Поворачивает голову. Ух! Можно идти. Там, внизу, наверное, мать совсем извелась. Все хорошо, пока хорошо. Слава богу, проснулся!

Теперь мать сидит около Володи. Она уже совсем спокойна. Операция прошла хорошо, ее сын улыбается, ест, спит, кажется, что все страхи уже позади. Она счастлива. У нее светятся глаза.

Бедные матери, как часто бывает обманчиво это благополучие в первые дни после операции! Где-то в глубине маленького тельца, может быть, медленно накапливаются вражеские силы, чтобы обрушиться на него в одну из ночей. За несколько часов, иногда минут, все может пойти прахом. Может быть, он плохо откашливает мокроту и где-то в глубине легкого зреет очаг пневмонии. Или на поверхности вшитой в сердце заплаты медленно растет тромб, чтобы в какой-то момент оторваться и закупорить важную артерию мозга. Много послеоперационных опасностей подстерегает маленьких пациентов. Для того чтобы их заметить, Мария Дмитриевна каждый час меряет кровяное давление и берет кровь на анализы. Для этого же врач Нина Николаевна по нескольку раз в день слушает им легкие и почти ежедневно — смотрит на рентгене.

— Михаил Иванович! Все уже хорошо? Опасности нет? Как я вам благодарна!

— Опасность еще есть, но она уменьшается с каждым днем. А благодарить будете потом, когда повезете Володю домой.

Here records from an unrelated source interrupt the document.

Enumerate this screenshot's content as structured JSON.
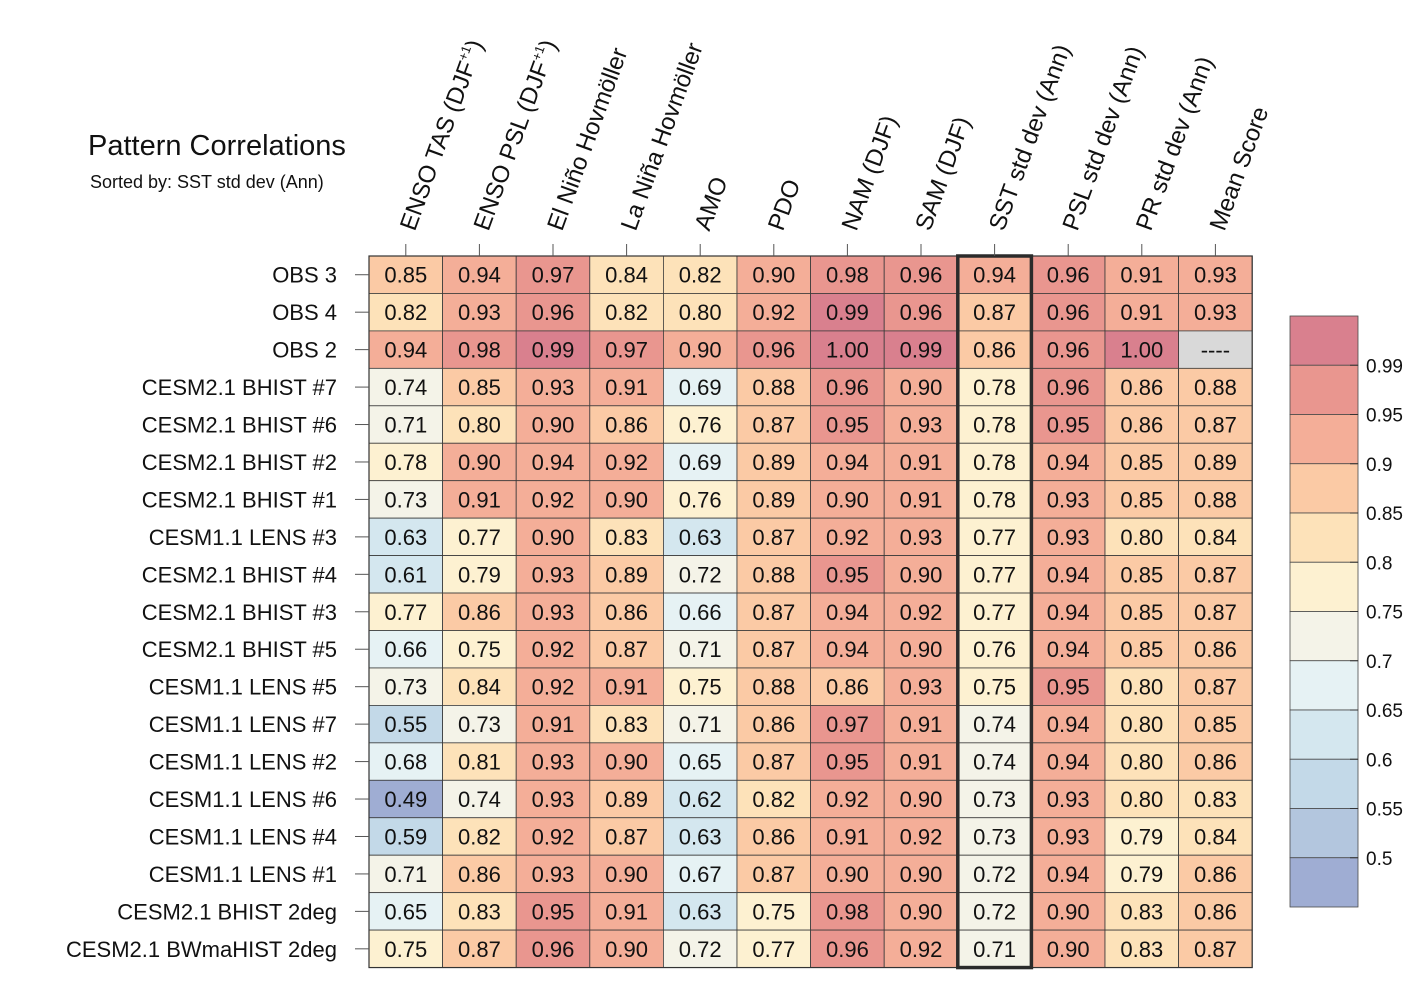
{
  "chart_data": {
    "type": "heatmap",
    "title": "Pattern Correlations",
    "subtitle": "Sorted by: SST std dev (Ann)",
    "columns": [
      {
        "label": "ENSO TAS (DJF",
        "sup": "+1",
        "close": ")"
      },
      {
        "label": "ENSO PSL (DJF",
        "sup": "+1",
        "close": ")"
      },
      {
        "label": "El Niño Hovmöller",
        "sup": "",
        "close": ""
      },
      {
        "label": "La Niña Hovmöller",
        "sup": "",
        "close": ""
      },
      {
        "label": "AMO",
        "sup": "",
        "close": ""
      },
      {
        "label": "PDO",
        "sup": "",
        "close": ""
      },
      {
        "label": "NAM (DJF)",
        "sup": "",
        "close": ""
      },
      {
        "label": "SAM (DJF)",
        "sup": "",
        "close": ""
      },
      {
        "label": "SST std dev (Ann)",
        "sup": "",
        "close": ""
      },
      {
        "label": "PSL std dev (Ann)",
        "sup": "",
        "close": ""
      },
      {
        "label": "PR std dev (Ann)",
        "sup": "",
        "close": ""
      },
      {
        "label": "Mean Score",
        "sup": "",
        "close": ""
      }
    ],
    "rows": [
      "OBS 3",
      "OBS 4",
      "OBS 2",
      "CESM2.1 BHIST #7",
      "CESM2.1 BHIST #6",
      "CESM2.1 BHIST #2",
      "CESM2.1 BHIST #1",
      "CESM1.1 LENS #3",
      "CESM2.1 BHIST #4",
      "CESM2.1 BHIST #3",
      "CESM2.1 BHIST #5",
      "CESM1.1 LENS #5",
      "CESM1.1 LENS #7",
      "CESM1.1 LENS #2",
      "CESM1.1 LENS #6",
      "CESM1.1 LENS #4",
      "CESM1.1 LENS #1",
      "CESM2.1 BHIST 2deg",
      "CESM2.1 BWmaHIST 2deg"
    ],
    "values": [
      [
        "0.85",
        "0.94",
        "0.97",
        "0.84",
        "0.82",
        "0.90",
        "0.98",
        "0.96",
        "0.94",
        "0.96",
        "0.91",
        "0.93"
      ],
      [
        "0.82",
        "0.93",
        "0.96",
        "0.82",
        "0.80",
        "0.92",
        "0.99",
        "0.96",
        "0.87",
        "0.96",
        "0.91",
        "0.93"
      ],
      [
        "0.94",
        "0.98",
        "0.99",
        "0.97",
        "0.90",
        "0.96",
        "1.00",
        "0.99",
        "0.86",
        "0.96",
        "1.00",
        "----"
      ],
      [
        "0.74",
        "0.85",
        "0.93",
        "0.91",
        "0.69",
        "0.88",
        "0.96",
        "0.90",
        "0.78",
        "0.96",
        "0.86",
        "0.88"
      ],
      [
        "0.71",
        "0.80",
        "0.90",
        "0.86",
        "0.76",
        "0.87",
        "0.95",
        "0.93",
        "0.78",
        "0.95",
        "0.86",
        "0.87"
      ],
      [
        "0.78",
        "0.90",
        "0.94",
        "0.92",
        "0.69",
        "0.89",
        "0.94",
        "0.91",
        "0.78",
        "0.94",
        "0.85",
        "0.89"
      ],
      [
        "0.73",
        "0.91",
        "0.92",
        "0.90",
        "0.76",
        "0.89",
        "0.90",
        "0.91",
        "0.78",
        "0.93",
        "0.85",
        "0.88"
      ],
      [
        "0.63",
        "0.77",
        "0.90",
        "0.83",
        "0.63",
        "0.87",
        "0.92",
        "0.93",
        "0.77",
        "0.93",
        "0.80",
        "0.84"
      ],
      [
        "0.61",
        "0.79",
        "0.93",
        "0.89",
        "0.72",
        "0.88",
        "0.95",
        "0.90",
        "0.77",
        "0.94",
        "0.85",
        "0.87"
      ],
      [
        "0.77",
        "0.86",
        "0.93",
        "0.86",
        "0.66",
        "0.87",
        "0.94",
        "0.92",
        "0.77",
        "0.94",
        "0.85",
        "0.87"
      ],
      [
        "0.66",
        "0.75",
        "0.92",
        "0.87",
        "0.71",
        "0.87",
        "0.94",
        "0.90",
        "0.76",
        "0.94",
        "0.85",
        "0.86"
      ],
      [
        "0.73",
        "0.84",
        "0.92",
        "0.91",
        "0.75",
        "0.88",
        "0.86",
        "0.93",
        "0.75",
        "0.95",
        "0.80",
        "0.87"
      ],
      [
        "0.55",
        "0.73",
        "0.91",
        "0.83",
        "0.71",
        "0.86",
        "0.97",
        "0.91",
        "0.74",
        "0.94",
        "0.80",
        "0.85"
      ],
      [
        "0.68",
        "0.81",
        "0.93",
        "0.90",
        "0.65",
        "0.87",
        "0.95",
        "0.91",
        "0.74",
        "0.94",
        "0.80",
        "0.86"
      ],
      [
        "0.49",
        "0.74",
        "0.93",
        "0.89",
        "0.62",
        "0.82",
        "0.92",
        "0.90",
        "0.73",
        "0.93",
        "0.80",
        "0.83"
      ],
      [
        "0.59",
        "0.82",
        "0.92",
        "0.87",
        "0.63",
        "0.86",
        "0.91",
        "0.92",
        "0.73",
        "0.93",
        "0.79",
        "0.84"
      ],
      [
        "0.71",
        "0.86",
        "0.93",
        "0.90",
        "0.67",
        "0.87",
        "0.90",
        "0.90",
        "0.72",
        "0.94",
        "0.79",
        "0.86"
      ],
      [
        "0.65",
        "0.83",
        "0.95",
        "0.91",
        "0.63",
        "0.75",
        "0.98",
        "0.90",
        "0.72",
        "0.90",
        "0.83",
        "0.86"
      ],
      [
        "0.75",
        "0.87",
        "0.96",
        "0.90",
        "0.72",
        "0.77",
        "0.96",
        "0.92",
        "0.71",
        "0.90",
        "0.83",
        "0.87"
      ]
    ],
    "highlight_column": "SST std dev (Ann)",
    "missing_label": "----",
    "colorbar": {
      "ticks": [
        "0.5",
        "0.55",
        "0.6",
        "0.65",
        "0.7",
        "0.75",
        "0.8",
        "0.85",
        "0.9",
        "0.95",
        "0.99"
      ],
      "bins": [
        {
          "min": 0.0,
          "max": 0.5,
          "color": "#9fadd3"
        },
        {
          "min": 0.5,
          "max": 0.55,
          "color": "#b3c6de"
        },
        {
          "min": 0.55,
          "max": 0.6,
          "color": "#c3d9e8"
        },
        {
          "min": 0.6,
          "max": 0.65,
          "color": "#d4e7ef"
        },
        {
          "min": 0.65,
          "max": 0.7,
          "color": "#e6f2f4"
        },
        {
          "min": 0.7,
          "max": 0.75,
          "color": "#f4f3e8"
        },
        {
          "min": 0.75,
          "max": 0.8,
          "color": "#fdf1d1"
        },
        {
          "min": 0.8,
          "max": 0.85,
          "color": "#fde2b9"
        },
        {
          "min": 0.85,
          "max": 0.9,
          "color": "#fbcaa5"
        },
        {
          "min": 0.9,
          "max": 0.95,
          "color": "#f4ae98"
        },
        {
          "min": 0.95,
          "max": 0.99,
          "color": "#e9968f"
        },
        {
          "min": 0.99,
          "max": 1.01,
          "color": "#d9808e"
        }
      ],
      "missing_color": "#d9d9d9"
    }
  }
}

Вот другой мальчуган, тоже Вова. Операция была вчера. Он еще тяжел. Лежит вялый, глаза полузакрыты, в углу рта ржавая полоска, — видимо, недавно его рвало. В вену руки ему непрерывно каплями переливают то физиологический раствор, то плазму, то кровь. К носу подведены две трубочки, по которым идет кислород. Моча вытекает через катетер. С руки не снимают манжетку тонометра для измерения кровяного давления. Через каждые три часа ему делают какие-нибудь инъекции. Мать его смотрит на все это с ужасом. Каждый укол с болью отзывается в ее теле и она невольно протягивает руки, чтобы схватить сестру. Все время у нее льются слезы. Она так парализована страхом и необычной обстановкой, что пользы от нее мало. Больше вреда. Мария Дмитриевна просит, чтобы ее отправили из палаты.

Но сегодня я не могу этого сделать. Образы Маечки и ее матери стоят передо мной. Пусть эта мама смотрит на своего Вову. Я думаю, что завтра-послезавтра она сможет успокоиться. У мальчика ничего страшного нет и, я надеюсь, не будет. За это говорят все почасовые записи в листке, все анализы. И операция ему была сделана радикально9. Все будет хорошо!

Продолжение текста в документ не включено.